Derek Clark – CRS OneSource
- Written by: Neil Cote
- Produced by: Andrew Wright & Kirk Dyson
- Estimated reading time: 4 mins

Derek Clark | Owner and Vice President | CRS OneSource
When a steakhouse needed a new oven but couldn’t afford it because business had slowed during the COVID-19 pandemic, CRS paid for it and provided a financing plan. Then, it installed and serviced the oven.
According to Derek Clark, the owner and vice president of CRS, or Clark Restaurant Service, this was just business as usual.
“Anybody can be competitive on price, but they can’t match us on service,” he tells Terra Firma from Owensboro, Kentucky, site of CRS headquarters and a 129,000-square-foot warehouse. “That’s where we’ve really excelled the past couple years.”
CRS supplies meat, fish, dry goods and other food, as well as equipment and services to independently owned restaurants, schools, nursing homes and hospitals. During the pandemic, it’s been providing hard-to-find items, promoting its customers on social media, advising on menu adjustments and sourcing carry-out containers. And, as with the steakhouse and other restaurants, it’s been working out leases and loans for infrastructural upgrades.
For schools that operated remotely in 2020 and 2021, CRS provided prepackaged food and cold cuts rather than the usual hot offerings. It kept nursing homes supplied with specialized products, as well. The nationwide shortage of toilet paper notwithstanding, CRS kept its customers stocked by buying from four long-time suppliers.
“While we’ve had a lot of customers on the ropes, only a few have had to close their doors,” says Clark, who co-owns the business with his brother, Alan.
Grandfather knew best
Leading a company founded by his grandfather in 1948, the third-generation Clark has enhanced CRS’s role as a broadline food services provider—one whose clientele falls within a geographic rectangle from Indianapolis to Nashville and St. Louis to Louisville.
“The food service pie is so big in this territory that even a small slice means a lot of business,” Clark says. “We’ve slowly increased our market penetration within our existing geography and taken on a more important role with our customers.”
Beef brisket and pork being main ingredients in a region where barbecue is much enjoyed, CRS ensures efficient distribution through its membership in UniPro Foodservice Inc. Being part of the nation’s largest purchasing co-op gives CRS more bargaining power, Clark says. The co-op works with members in developing a procurement program, modern marketing campaign and personalized strategy with its sales staff.

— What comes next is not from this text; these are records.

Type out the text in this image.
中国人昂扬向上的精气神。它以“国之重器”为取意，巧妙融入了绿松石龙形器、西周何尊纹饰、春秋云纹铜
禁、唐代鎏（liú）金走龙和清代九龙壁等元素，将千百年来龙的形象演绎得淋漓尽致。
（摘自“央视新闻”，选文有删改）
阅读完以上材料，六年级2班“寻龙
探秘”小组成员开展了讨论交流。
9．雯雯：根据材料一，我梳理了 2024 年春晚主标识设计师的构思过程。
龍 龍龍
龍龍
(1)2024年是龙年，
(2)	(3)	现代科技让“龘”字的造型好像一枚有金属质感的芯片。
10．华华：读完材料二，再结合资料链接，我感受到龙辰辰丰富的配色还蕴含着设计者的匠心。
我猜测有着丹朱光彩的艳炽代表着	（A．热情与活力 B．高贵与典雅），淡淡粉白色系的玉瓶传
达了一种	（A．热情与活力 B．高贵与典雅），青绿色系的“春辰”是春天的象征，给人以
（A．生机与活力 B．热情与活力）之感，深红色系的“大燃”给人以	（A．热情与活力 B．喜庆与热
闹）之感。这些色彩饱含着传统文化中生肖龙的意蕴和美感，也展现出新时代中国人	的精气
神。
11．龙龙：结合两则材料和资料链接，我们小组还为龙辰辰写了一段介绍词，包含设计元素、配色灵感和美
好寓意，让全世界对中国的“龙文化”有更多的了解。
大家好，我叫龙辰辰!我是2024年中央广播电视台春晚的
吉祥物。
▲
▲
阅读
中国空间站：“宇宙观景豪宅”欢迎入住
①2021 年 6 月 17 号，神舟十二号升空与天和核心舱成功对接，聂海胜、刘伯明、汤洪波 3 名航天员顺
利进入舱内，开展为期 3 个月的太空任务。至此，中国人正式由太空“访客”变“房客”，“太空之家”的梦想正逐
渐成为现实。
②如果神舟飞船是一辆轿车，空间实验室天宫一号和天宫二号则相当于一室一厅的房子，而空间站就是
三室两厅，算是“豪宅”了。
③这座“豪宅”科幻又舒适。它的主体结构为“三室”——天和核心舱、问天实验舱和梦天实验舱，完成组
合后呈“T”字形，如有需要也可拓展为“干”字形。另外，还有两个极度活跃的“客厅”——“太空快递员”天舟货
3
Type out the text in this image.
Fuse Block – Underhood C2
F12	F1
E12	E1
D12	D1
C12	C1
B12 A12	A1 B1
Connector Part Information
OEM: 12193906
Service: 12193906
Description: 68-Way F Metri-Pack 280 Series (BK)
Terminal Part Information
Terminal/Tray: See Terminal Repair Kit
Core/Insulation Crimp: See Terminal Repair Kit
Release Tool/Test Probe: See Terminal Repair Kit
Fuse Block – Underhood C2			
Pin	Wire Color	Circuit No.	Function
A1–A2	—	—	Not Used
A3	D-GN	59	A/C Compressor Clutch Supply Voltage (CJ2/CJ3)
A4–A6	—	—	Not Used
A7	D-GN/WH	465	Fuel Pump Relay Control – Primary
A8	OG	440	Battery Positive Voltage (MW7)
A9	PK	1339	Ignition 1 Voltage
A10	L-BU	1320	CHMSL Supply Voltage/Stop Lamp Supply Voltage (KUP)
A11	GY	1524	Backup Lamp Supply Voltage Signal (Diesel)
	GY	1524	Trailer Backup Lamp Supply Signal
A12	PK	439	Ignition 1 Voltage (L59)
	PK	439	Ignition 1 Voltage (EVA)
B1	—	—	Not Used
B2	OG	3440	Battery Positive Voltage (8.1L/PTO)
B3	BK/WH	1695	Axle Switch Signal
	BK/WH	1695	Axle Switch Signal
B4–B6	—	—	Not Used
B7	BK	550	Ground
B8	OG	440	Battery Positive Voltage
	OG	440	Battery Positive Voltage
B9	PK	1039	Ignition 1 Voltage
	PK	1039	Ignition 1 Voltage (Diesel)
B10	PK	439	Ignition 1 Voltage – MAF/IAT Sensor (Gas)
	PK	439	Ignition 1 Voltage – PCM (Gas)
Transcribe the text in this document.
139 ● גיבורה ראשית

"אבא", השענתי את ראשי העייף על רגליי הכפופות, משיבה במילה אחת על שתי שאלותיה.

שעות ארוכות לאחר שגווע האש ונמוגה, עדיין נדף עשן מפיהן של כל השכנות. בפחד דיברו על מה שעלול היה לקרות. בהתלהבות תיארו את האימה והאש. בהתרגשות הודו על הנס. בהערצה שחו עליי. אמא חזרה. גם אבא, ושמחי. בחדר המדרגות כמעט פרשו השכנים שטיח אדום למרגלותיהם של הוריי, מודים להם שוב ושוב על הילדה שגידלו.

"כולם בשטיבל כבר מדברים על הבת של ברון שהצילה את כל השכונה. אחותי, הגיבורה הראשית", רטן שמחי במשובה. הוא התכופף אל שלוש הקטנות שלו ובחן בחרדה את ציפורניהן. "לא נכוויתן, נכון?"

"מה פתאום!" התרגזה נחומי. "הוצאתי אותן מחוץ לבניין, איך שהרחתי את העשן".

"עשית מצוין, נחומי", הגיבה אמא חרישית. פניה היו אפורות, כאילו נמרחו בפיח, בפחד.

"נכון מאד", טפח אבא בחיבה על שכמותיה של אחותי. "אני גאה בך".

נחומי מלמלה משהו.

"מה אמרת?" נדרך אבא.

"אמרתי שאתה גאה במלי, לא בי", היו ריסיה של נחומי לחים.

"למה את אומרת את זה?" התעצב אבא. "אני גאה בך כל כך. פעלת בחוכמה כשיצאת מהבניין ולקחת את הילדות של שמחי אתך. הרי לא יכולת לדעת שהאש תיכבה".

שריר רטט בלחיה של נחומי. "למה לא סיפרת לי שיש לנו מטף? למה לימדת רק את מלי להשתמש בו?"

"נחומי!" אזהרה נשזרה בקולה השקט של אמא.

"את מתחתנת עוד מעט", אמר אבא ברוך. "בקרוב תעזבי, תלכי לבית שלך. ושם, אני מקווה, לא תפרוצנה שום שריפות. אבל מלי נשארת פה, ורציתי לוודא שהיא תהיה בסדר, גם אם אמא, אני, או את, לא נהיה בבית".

Derek Clark with his brother and co-owner, Alan Clark
Compared to beef and pork, chicken directly from processing plants has been in lesser supply of late (and subject to more dramatic price spikes), but Clark says his company has still sourced it. For fresh fruits and vegetables, CRS benefits from its affiliation with PRO*ACT, a California-based produce procurement organization with 71 distribution centers.
And with its own private label coffee program backed by a professional roaster, CRS is never at a loss when it comes to providing not just java but teas, soft drinks and cocktail mixers. As far as frozen foods, desserts and baked goods, and dairy products go, CRS has those bases covered, too.
Keep on truckin’
When delivering wares and servicing equipment, Clark assures promptness through CRS’s fleet of 30 trucks. He says CRS has been successful in retaining drivers by offering competitive wages, top-notch employee care and technological initiatives that include automized collections.
“They might make 20 stops a day delivering special orders to each customer,” he says. “We want to make their jobs easier and safer.”
Enhanced safety also comes from issuing boots with fortified toes and traction soles.
“We’ve had a lot of associates—that’s what we call our employees—retire with 30 or 40 years of service,” Clark says. “That says a lot about our culture from the front of the building to the back. Everyone works together as a team. It’s a tug-of-war but with everyone on the same side of the rope.”
He’s proud to be carrying on the tradition laid down by his grandfather who, nearly 75 years ago, founded CRS as a one-truck operation. Clark’s been part of the business almost as long as he can remember, originally assisting his dad at CRS’s satellite in Evansville, Indiana.
He learned the business from the ground up, working in the warehouse during summers. Upon graduating from Indiana State University, he worked full-time in CRS’s infotech department and then moved into purchasing. He says his 30-plus years with the company have flown by.
Home life is good too, with Clark keeping fit by running marathons. Empty-nesters, he and his wife enjoy traveling, particularly to Key Largo and other tropical destinations that offer scuba diving— “Not much of that in the Midwest,” he says.
But there’s so much about the heartland that Clark says is in his DNA. To him, family-owned restaurants make up the “heart and soul” of a community by sponsoring local sports teams and raising funds after natural disasters.
“We’re very much involved in their operations and want to see them succeed,” Clark says. “They need to know we’re here to supply their needs, whatever their needs may be.”